Rating:  Summary: Eye opener Review: This book was an eye opener for me. My spouse was dealing with depression, I was dealing with the fallout, and thought I was the only person in the world having this experience. It never occurred to me that I was experiencing what many others were also going through. It never occurred to me that depression could take its toll on the entire family, not just the depressed. I stumbled onto "Depression Fallout" website purely by chance, and after reading the information there and reading so many of the posts on the Message Board I knew I'd found the support I needed. Once I started reading the book, I could not put it down. Anne described my emotions and situation to a T. Everything I felt and thought while going through this experience was recounted in her book and I felt as if she were telling my particular story. Ms. Sheffield was able to capture the true effects of depression from her own experiences and from the experiences of other fallout sufferers. She gave me tools and strategies to use while coping with my depressed spouse, and laid it out in plain-spoken format.This is a MUST read for anyone living with a depressed partner, and even for those with depressed persons in their family.

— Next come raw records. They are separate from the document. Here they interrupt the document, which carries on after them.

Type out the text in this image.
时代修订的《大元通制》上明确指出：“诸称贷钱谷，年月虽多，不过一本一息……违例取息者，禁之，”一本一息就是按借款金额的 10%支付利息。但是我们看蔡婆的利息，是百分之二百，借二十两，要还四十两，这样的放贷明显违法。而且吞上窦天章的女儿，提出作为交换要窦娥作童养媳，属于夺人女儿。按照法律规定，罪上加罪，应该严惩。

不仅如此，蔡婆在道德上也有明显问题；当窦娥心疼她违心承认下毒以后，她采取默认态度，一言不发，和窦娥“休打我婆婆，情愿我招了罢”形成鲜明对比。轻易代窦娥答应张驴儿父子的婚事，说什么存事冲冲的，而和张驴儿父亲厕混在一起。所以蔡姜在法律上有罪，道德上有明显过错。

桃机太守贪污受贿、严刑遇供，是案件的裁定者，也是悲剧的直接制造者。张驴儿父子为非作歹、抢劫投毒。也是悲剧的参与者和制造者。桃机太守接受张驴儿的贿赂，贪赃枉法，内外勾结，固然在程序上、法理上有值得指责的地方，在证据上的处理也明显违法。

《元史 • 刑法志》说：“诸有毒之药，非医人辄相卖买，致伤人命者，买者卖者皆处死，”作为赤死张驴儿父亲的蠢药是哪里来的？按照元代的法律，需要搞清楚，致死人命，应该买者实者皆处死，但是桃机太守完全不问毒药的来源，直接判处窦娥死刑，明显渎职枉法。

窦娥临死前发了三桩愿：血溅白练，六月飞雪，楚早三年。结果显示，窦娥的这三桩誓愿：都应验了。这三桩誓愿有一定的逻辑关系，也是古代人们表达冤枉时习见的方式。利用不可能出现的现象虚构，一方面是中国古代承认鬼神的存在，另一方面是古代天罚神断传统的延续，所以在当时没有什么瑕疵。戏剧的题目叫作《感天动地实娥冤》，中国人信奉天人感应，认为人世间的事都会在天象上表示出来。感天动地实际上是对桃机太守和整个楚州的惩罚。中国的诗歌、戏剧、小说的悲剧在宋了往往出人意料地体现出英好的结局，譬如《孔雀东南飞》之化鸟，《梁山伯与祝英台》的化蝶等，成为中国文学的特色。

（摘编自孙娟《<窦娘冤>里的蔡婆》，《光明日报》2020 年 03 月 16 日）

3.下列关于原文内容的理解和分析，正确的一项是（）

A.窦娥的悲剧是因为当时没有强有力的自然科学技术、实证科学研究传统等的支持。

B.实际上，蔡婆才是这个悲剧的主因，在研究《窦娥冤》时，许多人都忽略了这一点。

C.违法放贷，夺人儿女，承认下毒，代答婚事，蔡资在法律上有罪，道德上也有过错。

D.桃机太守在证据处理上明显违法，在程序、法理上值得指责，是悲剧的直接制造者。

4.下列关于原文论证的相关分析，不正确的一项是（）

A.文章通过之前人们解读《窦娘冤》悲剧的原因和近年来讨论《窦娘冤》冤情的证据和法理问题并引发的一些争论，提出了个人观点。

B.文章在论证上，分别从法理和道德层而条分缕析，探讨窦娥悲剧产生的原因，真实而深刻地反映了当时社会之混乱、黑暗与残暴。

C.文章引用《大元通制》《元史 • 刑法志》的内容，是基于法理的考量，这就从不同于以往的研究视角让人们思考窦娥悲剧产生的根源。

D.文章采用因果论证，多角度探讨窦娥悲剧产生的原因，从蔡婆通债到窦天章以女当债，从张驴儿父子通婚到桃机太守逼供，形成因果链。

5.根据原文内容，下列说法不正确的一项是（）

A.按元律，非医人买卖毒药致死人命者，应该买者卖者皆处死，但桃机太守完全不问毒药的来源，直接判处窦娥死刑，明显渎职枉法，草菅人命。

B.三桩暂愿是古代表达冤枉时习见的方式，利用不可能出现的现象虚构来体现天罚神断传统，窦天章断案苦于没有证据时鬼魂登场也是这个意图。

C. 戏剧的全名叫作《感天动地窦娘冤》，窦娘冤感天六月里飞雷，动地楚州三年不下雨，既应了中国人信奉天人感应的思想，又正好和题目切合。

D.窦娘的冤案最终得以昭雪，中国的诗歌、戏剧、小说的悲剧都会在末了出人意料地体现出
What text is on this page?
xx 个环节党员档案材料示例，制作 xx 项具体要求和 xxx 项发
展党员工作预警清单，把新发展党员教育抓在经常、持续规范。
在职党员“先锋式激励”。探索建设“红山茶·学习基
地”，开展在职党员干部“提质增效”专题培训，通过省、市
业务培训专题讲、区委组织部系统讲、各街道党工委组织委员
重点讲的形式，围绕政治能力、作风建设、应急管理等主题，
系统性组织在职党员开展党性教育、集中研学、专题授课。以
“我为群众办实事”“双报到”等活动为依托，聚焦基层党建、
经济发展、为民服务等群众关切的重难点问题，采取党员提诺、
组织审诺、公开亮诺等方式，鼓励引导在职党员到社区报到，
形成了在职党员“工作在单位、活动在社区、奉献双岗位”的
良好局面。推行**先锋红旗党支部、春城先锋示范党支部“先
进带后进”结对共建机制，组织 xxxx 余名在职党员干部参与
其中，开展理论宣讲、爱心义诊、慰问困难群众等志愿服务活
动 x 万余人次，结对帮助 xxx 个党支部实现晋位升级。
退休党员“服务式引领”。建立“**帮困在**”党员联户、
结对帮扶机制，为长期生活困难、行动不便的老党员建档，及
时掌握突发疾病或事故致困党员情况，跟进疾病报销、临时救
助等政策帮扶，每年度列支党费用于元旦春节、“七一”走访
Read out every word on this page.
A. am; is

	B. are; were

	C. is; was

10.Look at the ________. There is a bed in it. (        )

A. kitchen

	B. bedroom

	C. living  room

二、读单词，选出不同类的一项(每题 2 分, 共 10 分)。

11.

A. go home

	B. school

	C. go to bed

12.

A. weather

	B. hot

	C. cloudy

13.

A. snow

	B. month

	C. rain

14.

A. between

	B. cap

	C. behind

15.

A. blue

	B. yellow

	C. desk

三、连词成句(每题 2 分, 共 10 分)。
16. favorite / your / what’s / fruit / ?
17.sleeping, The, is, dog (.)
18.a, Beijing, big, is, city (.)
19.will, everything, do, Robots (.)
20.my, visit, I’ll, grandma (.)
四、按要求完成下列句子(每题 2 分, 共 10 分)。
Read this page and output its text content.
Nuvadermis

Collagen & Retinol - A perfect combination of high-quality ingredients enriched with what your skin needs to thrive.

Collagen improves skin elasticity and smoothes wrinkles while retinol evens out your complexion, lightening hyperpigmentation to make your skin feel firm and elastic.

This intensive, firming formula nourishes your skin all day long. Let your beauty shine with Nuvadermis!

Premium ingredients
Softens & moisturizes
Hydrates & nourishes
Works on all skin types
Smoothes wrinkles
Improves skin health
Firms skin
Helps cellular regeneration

Rating:  Summary: The Key to Understanding Your Loved One's Depression Review: This book was exactly what I needed to help me understand my husband's depression. My world was turned upside down when he suddenly began to act like a different person. After his hospitalization, I was left wondering what happened. Upon looking up depression on tons of websites and in loads of books, I was convinced he had been misdiagnosed. The "sad, empty, lonely" description didn't explain the hostile, angry, and seemingly emotionless person I was now living with. All of that was explained in Depression Fallout. The "Unofficial Symptoms" in the book described my husband's behavior to a T. I felt like I was reading about us. My husband also agreed that this book contained the most accurate description of the way he felt, but could not easily put into words. The real life accounts of people who have lived with and are still living with this are great. It creates a true picture of depression from the point of view of both the depressed person as well as their spouse.